In Florida and Illinois, the two biggest prizes on the map Tuesday, Biden decisively won men and women, white voters and non-white voters, college graduates and non-college graduates, liberals and moderates, married and unmarried voters.

“We move closer to securing the Democratic Party’s nomination for president,” Biden said in Wilmington, Delaware. “Senator Sanders and I may disagree on tactics, but we share a common vision.”

His lopsided margins suggest that many Democrats want the primary to be over. One of them is former Sen. Claire McCaskill of Missouri.

“The conversation is going to quickly turn to how and when does Bernie Sanders unite the Democratic Party,” McCaskill said on MSNBC. “I think it is time. And Bernie’s going to have plenty of delegates and power to influence the platform, because we all want to come together. So I do think the pressure is going to mount, especially at this time of crisis in this country, for the Democrats to unite behind clearly the voters’ preference.”

Bernie on the brink

One way Sanders knows he’s in trouble? When he’s losing “very liberal” voters in major states, as he did in Florida by a margin of 44 percent to Biden’s 48 percent. He lost “liberal” voters in Illinois by a margin of 44 percent to Biden’s 51 percent.

The defeat in Illinois was particularly disappointing after he came within 2 points of victory there in 2016.

It was difficult to find any positive signs for Sanders, except that he continued to win voters under 45 years old by large margins. His prospects have hinged on young progressives turning out in big numbers to outvote older moderates — but voters under 30, a core Sanders constituency, fell slightly from 2016 levels as a share of the electorate in Illinois and Florida.

Sanders’ hopes of turning things around now would hinge on him delivering massive wins in big upcoming states, though it’s not clear where he could achieve that.

The senator addressed the country on the coronavirus crisis in live-streamed remarks before polls closed. His campaign said he did not plan on speaking about the results Tuesday night.

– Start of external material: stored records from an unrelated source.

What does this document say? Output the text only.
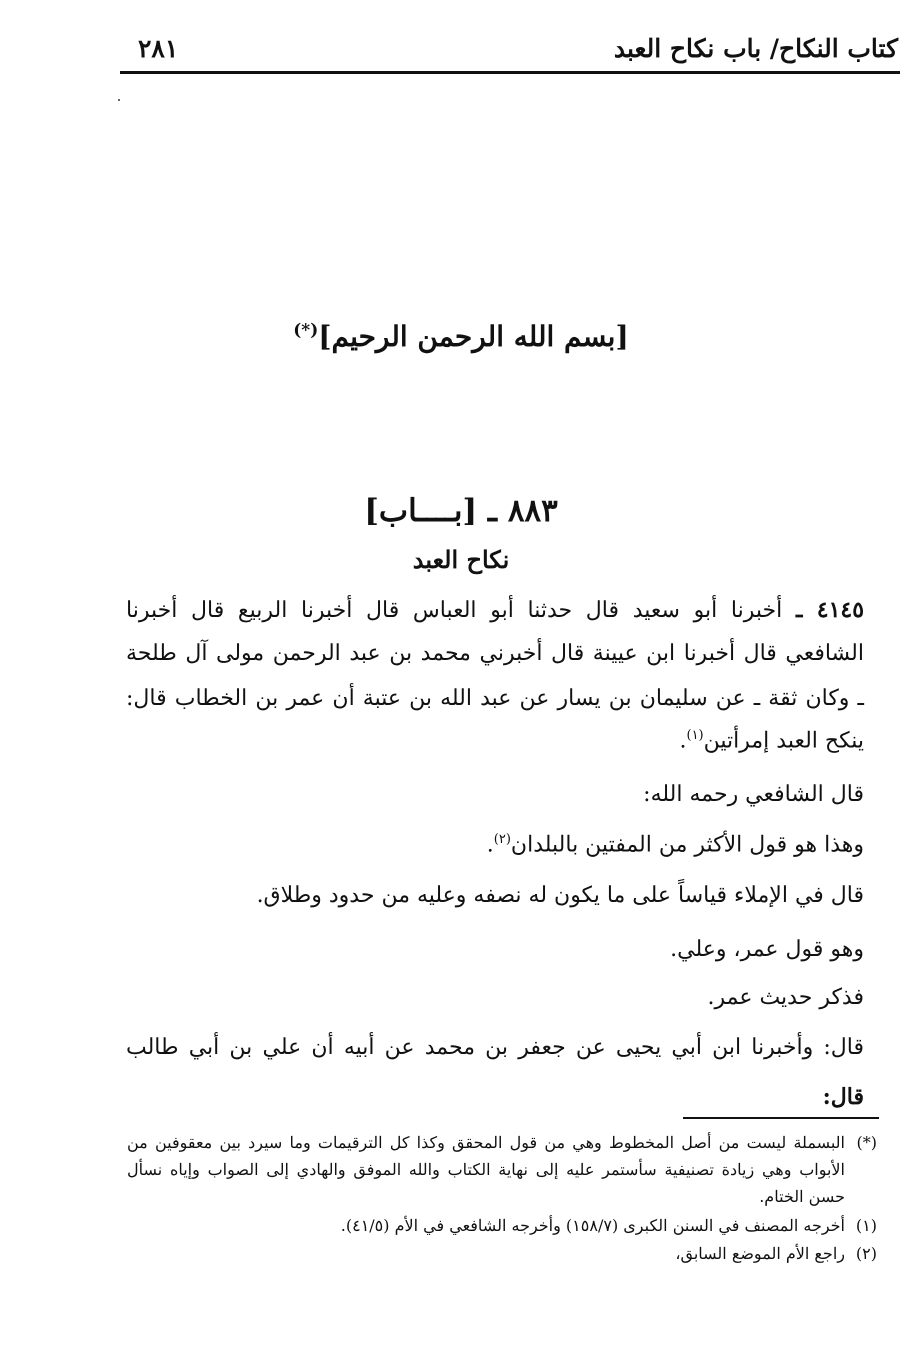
كتاب النكاح/ باب نكاح العبد
٢٨١
[بسم الله الرحمن الرحيم](*)
٨٨٣ ـ [بــــاب]
نكاح العبد
٤١٤٥ ـ أخبرنا أبو سعيد قال حدثنا أبو العباس قال أخبرنا الربيع قال أخبرنا
الشافعي قال أخبرنا ابن عيينة قال أخبرني محمد بن عبد الرحمن مولى آل طلحة
ـ وكان ثقة ـ عن سليمان بن يسار عن عبد الله بن عتبة أن عمر بن الخطاب قال:
ينكح العبد إمرأتين$^{(١)}$.
قال الشافعي رحمه الله:
وهذا هو قول الأكثر من المفتين بالبلدان$^{(٢)}$.
قال في الإملاء قياساً على ما يكون له نصفه وعليه من حدود وطلاق.
وهو قول عمر، وعلي.
فذكر حديث عمر.
قال: وأخبرنا ابن أبي يحيى عن جعفر بن محمد عن أبيه أن علي بن أبي طالب
قال:
(*)البسملة ليست من أصل المخطوط وهي من قول المحقق وكذا كل الترقيمات وما سيرد بين معقوفين من
الأبواب وهي زيادة تصنيفية سأستمر عليه إلى نهاية الكتاب والله الموفق والهادي إلى الصواب وإياه نسأل
حسن الختام.
(١)أخرجه المصنف في السنن الكبرى (١٥٨/٧) وأخرجه الشافعي في الأم (٤١/٥).
(٢)راجع الأم الموضع السابق،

Warren’s non-endorsement bit Sanders

Elizabeth Warren dropped out soon after Super Tuesday, but her non-endorsement continues to loom over the primaries. An endorsement of Sanders, her ideological simpatico, might have given him a fighting chance with the votes of college-educated white women, who were a core constituency for the Massachusetts senator before she ended her campaign.

Instead he got routed among white women with college degrees, losing them to Biden by 39 points in Florida and by 20 points in Illinois.

Florida voting high despite coronavirus

Due in large part to early voting and mail-in ballots, primary turnout in Florida was projected by NBC News to top two million, eclipsing the 2016 total of 1.7 million.